The focus of the Climate Club dinner held in April was a discussion with scientists from the Scripps Institution of Oceanography (SIO) about the challenges they face dealing with aggressive attacks on their work on climate change. The organizer of the event, John Lormon, noted that “The science community is generally not organized or culturally equipped to respond to politically motivated attacks on their findings. If these attacks are successful in challenging the credibility of the science, they can be used to establish claims that can negatively impact California’s economy and jobs”.
Those in attendance were of diverse backgrounds, but by the end of the evening I sensed a common denominator of extreme frustrated concern.
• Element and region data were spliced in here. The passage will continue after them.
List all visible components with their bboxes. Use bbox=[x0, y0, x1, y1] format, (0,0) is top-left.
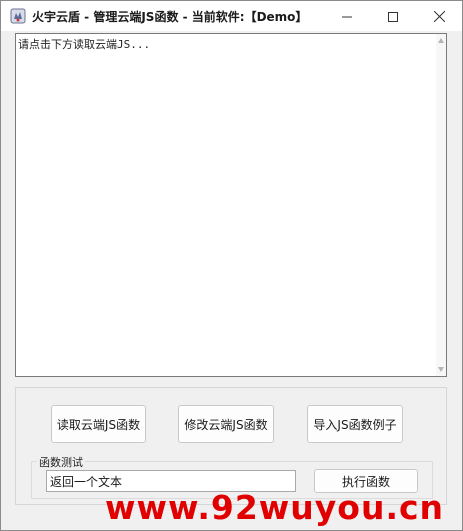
function-test-title: 函数测试 bbox=[37, 454, 85, 470]
close-button[interactable] bbox=[416, 1, 462, 31]
import-js-example-button[interactable]: 导入JS函数例子 bbox=[307, 405, 403, 443]
modify-cloud-js-button[interactable]: 修改云端JS函数 bbox=[178, 405, 274, 443]
shield-app-icon bbox=[10, 8, 26, 24]
window-title: 火宇云盾 - 管理云端JS函数 - 当前软件:【Demo】 bbox=[32, 10, 308, 24]
maximize-icon bbox=[388, 7, 398, 26]
output-text: 请点击下方读取云端JS... bbox=[18, 38, 151, 51]
app-window: 火宇云盾 - 管理云端JS函数 - 当前软件:【Demo】 请点击下方读取云端J… bbox=[0, 0, 463, 531]
close-icon bbox=[433, 7, 445, 26]
minimize-icon bbox=[342, 7, 352, 26]
minimize-button[interactable] bbox=[324, 1, 370, 31]
read-cloud-js-button[interactable]: 读取云端JS函数 bbox=[51, 405, 146, 443]
vertical-scrollbar[interactable] bbox=[436, 34, 446, 376]
scroll-up-icon[interactable] bbox=[438, 38, 444, 43]
watermark-text: www.92wuyou.cn bbox=[105, 488, 445, 527]
maximize-button[interactable] bbox=[370, 1, 416, 31]
js-output-textarea[interactable]: 请点击下方读取云端JS... bbox=[15, 33, 447, 377]
scroll-down-icon[interactable] bbox=[438, 367, 444, 372]
title-bar[interactable]: 火宇云盾 - 管理云端JS函数 - 当前软件:【Demo】 bbox=[1, 1, 462, 31]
What we learned from SIO Professors Richard Somerville, Ray Weiss, Ralph Keeling and Andrew Dickson was made doubly disturbing by their personal testimony. It is one thing to discuss climate change denial in the abstract. It is another to hear the stories of deceit and distortion directed at the life’s work of serious scientists whose only motivation is to “do science” honestly and objectively. This is not a story of competing theories, but rather one in which established science is ignored or misrepresented. The complexity and scope of climate change denial is of enormous magnitude. As the evening ended I was saddened with the sense that none of us saw a clear path of response. The following month Naomi Oreskes and Eric M. Conway published a book which beams light on the path.
Merchants of Doubt: How a Handful of Scientists Obscured the Truth on Issues from Tobacco Smoke to Global Warming will, I guarantee, make you angry. Oreskes and Conway pinpoint the scientists-for-hire, think tanks and foundations which thread from one denial campaign to another beginning with the tobacco industry’s multiple decade stall on the linkage between smoking and cancer. The stage is filled with many of the same players who challenged the science behind acid rain, ozone depletion and now global warming. What is amazing is that denial-for-hire has become a robust industry. Huge funding from the tobacco industry, oil and others hides behind the artifice of educational foundations and even attorney-client privilege. Some big-name national commentators have set up “foundations” so that they can receive funding from special interest groups and maintain deniability that they are not journalists for hire.
Go to Amazon. Buy the book. If you already own it, buy copies to give to your smart friends. Thought leaders everywhere need to know this story. You can make a difference.